Je fais face à un entourage familial, professionnel, amical qui n’a aucune idée de ce qu’est le gluten.
Moi qui n’aime pas me faire remarquer, je me sens un peu trop sous les projecteurs. Mais force est de constater que ma santé s’améliore à la mise en place de ce régime.
Je changerai donc mes habitudes alimentaires.
Je découvre un fidèle compagnon : la boîte "Tupperware" qui accompagne tous mes repas lors de mes déplacements à l’extérieur.
Je me familiarise avec de nouvelles matières premières que je cuisine et deviens très attentive au marché du sans gluten qui doucement mais surement se démocratise et se développe.

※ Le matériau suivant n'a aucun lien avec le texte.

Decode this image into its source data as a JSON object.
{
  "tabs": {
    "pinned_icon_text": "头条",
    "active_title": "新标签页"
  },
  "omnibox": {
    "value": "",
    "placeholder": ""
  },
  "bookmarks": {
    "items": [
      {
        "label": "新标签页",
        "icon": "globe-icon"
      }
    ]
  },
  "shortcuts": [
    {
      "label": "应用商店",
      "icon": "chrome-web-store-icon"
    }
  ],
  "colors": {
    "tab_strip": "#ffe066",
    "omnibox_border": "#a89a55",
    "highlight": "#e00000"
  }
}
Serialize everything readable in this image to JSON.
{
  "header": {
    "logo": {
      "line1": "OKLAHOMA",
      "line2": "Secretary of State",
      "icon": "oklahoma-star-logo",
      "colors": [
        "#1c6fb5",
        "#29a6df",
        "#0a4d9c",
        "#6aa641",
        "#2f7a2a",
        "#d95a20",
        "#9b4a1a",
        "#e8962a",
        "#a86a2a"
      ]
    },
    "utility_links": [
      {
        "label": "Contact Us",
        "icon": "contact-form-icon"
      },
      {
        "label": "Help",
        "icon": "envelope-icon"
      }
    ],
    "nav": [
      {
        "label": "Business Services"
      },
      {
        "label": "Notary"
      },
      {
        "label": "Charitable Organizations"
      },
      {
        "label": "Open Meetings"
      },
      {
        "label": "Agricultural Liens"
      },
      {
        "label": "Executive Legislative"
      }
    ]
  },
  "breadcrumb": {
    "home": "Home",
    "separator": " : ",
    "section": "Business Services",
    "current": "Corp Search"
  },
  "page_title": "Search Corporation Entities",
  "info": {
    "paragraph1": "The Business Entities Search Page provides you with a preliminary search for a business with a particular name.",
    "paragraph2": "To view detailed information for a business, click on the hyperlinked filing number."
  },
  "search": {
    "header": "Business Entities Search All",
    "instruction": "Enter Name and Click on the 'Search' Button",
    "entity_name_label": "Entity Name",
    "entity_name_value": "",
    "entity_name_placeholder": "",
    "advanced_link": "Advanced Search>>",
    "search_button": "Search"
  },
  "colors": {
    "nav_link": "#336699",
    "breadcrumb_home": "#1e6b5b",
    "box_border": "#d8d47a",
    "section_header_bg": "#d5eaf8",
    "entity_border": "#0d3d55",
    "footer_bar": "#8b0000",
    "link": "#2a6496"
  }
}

Germera ensuite l’idée de vous faire partager mes connaissances, mes trouvailles, mes rencontres.
Un salon spécialisé dans « le sans gluten » m’ouvrira les portes de nombreux fournisseurs européens ayant quelques longueurs d’avance sur le sujet par rapport à la France.
Pour finalement me lancer dans l’aventure « CALICOTE ».
Qu'en est-il aujourd’hui ?
J’ai toujours du mal à digérer le gluten. J’ai toujours du mal à digérer les discriminations, les incompréhensions et les remarques déplacées de certains, les mauvais accueils au restaurant. " Mais Madame, on n'est pas un hôpital ! ", "on vous a mis des croutons, mais vous pouvez les enlever !".
Face à une maladie aussi sérieuse que la maladie cœliaque, j’ai du mal à digérer que l’information, même au sein du corps médical, soit encore trop succincte et la prise en charge pas toujours juste et réconfortante.
Vous comprendrez alors mieux (ce) qui se cache derrière CALICOTE.
Certes, une épicerie de produits sans gluten en ligne, une gamme vaste, la plus complète possible, répondant à tous les goûts et les plaisirs pour que le sans gluten ne soit pas une punition.
Mais aussi et inévitablement, des informations, des recettes gourmandes, des histoires que l’on partage pour se rendre compte que nous sommes nombreux sensibles au gluten.
Que nous sommes aussi nombreux à connaître des personnes allergiques et que plus nous en parlerons, plus le sujet sera connu, maîtrisé et normalisé et accepté et digéré.